The number of people taking their own lives in the Dungannon District more than doubled during the economic downturn with men aged 24 to 64 worst affected, it has been revealed.
Official figures show that the number of suicides in the local district spiked in 2008 at twelve, from lows of one suicide in each of the years 2002 and 2003.
In fact, more Dungannon people died as a result of suicide in 2008 than in the six years between 1998 and 2004, according to the Northern Ireland Statistics and Research Agency.
Reassuringly, the suicide rate has dropped markedly since 2008, with only four people recorded as taking their own lives in 2012.
The spike in suicides has been repeated across the UK, and has been linked by the Government’s Medical Research Council to unemployment and recession.
Social scientist Dr Srinivasa Katikireddi of the Research Council said: “There is a wealth of research showing mental health has suffered due to the recession, with people even taking their own lives. I suspect job insecurity plays a part. This is an urgent public health priority.”
Dr David Stuckler, a sociologist at Cambridge University, also linked a rise in suicides to the recession.
His study, published in the British Medical Journal, found the number of unemployed men rose on average by 25.6 per cent each year from 2008 to 2010, which was associated with an annual increase in male suicides of 3.6 per cent.
Dr Stuckler said: “Much of men’s identity and sense of purpose is tied up with a job. It brings income, status, importance.”
He called for improved mental health services and programmes to help people back to work.

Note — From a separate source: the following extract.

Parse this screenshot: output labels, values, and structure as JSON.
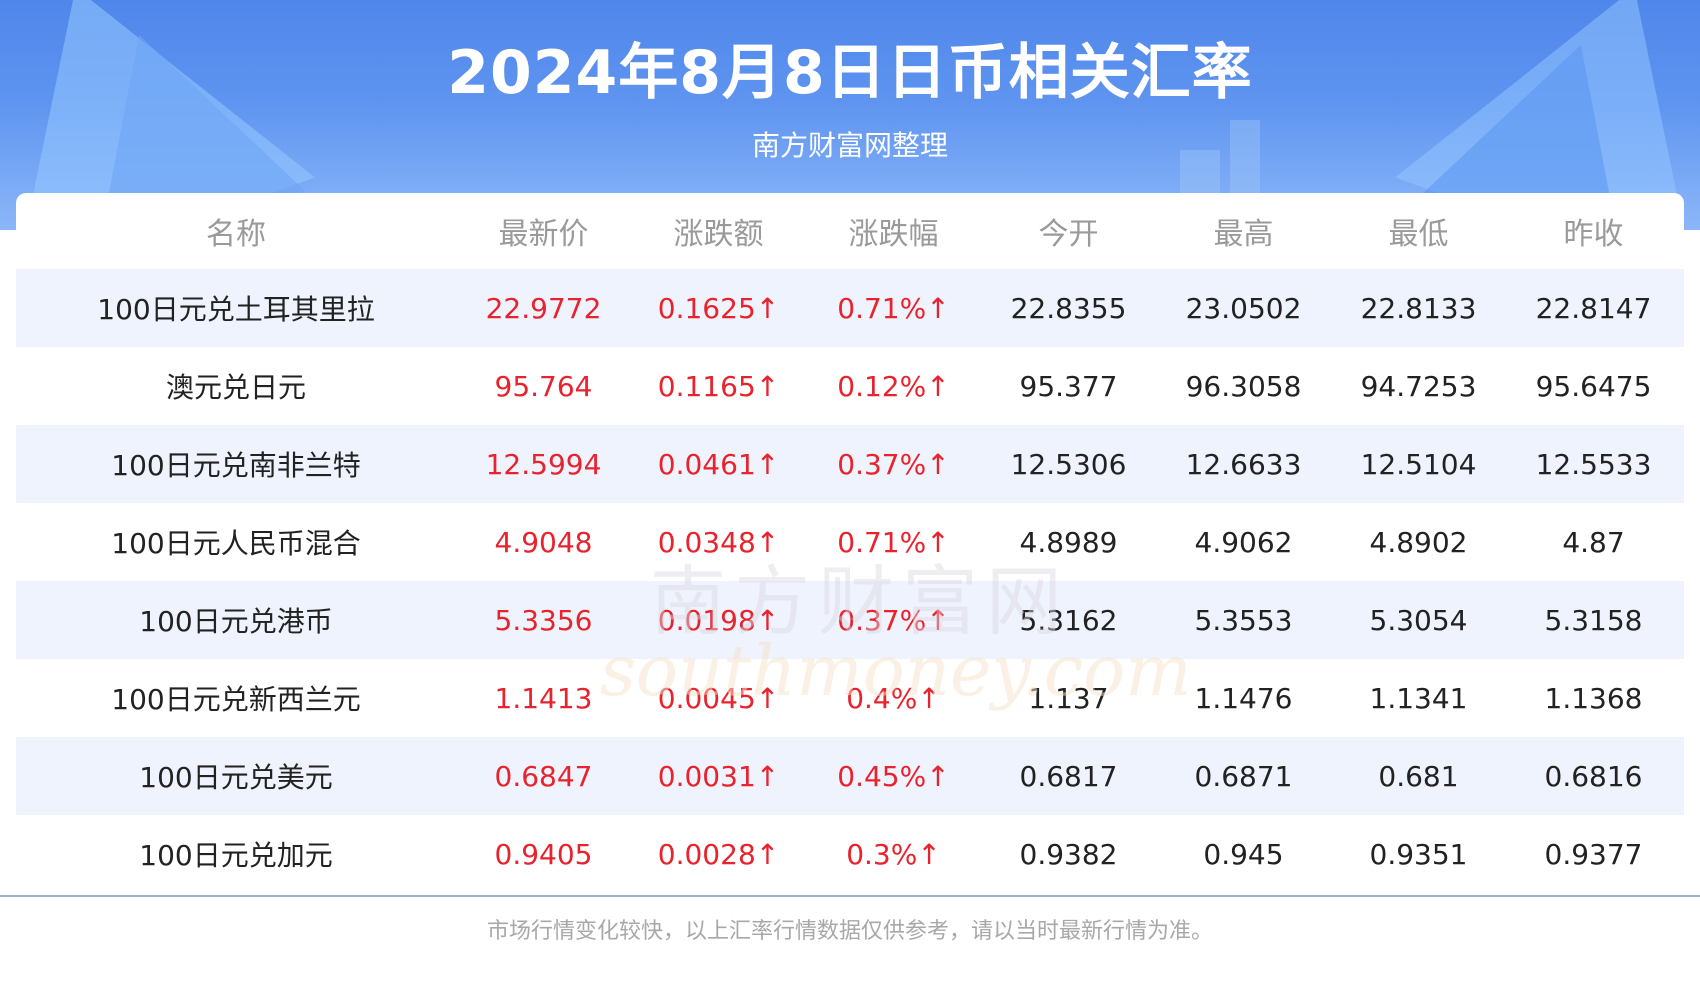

The latest figures show that a total of 3,288 suicides were registered in Northern Ireland from the beginning of 1998 to the end of 2012.
Of those who died from suicide, 77% were men.
In the last 10 years the suicide rate per 100,000 of the population in Northern Ireland has increased from 10.8 in 2002 to 15.2 in 2012.
The highest number of deaths registered between 1998 and 2012 was in Belfast where 718 people took their own lives over the 15 year period. The lowest number was in Moyle District Council area where 31 people died from suicide.
The highest suicide rate over the last three years was in the most deprived council area (Belfast) and the lowest was in the least deprived area (Magherafelt).
According to the Department of Health, Northern Ireland faces a difficult challenge to reduce suicide rates, particularly in light of the additional threat posed by the current economic downturn.
It adds that it is now more important than ever to work across all sectors to reduce the high incidence of suicide and self-harm in our local communities.
The average annual suicide rate per 100,000 of the population based on the last three years’ data (2010-12) was 24 deaths in Belfast compared to seven in Magherafelt.
The 2008/11 Programme for Government set the target of an average annual death rate of 10.7 per 100,000 of population over the three year period 2010 to 2012.
However, the average annual suicide registration rate per 100,000 of the population in Northern Ireland for 2010-12 was 16 deaths.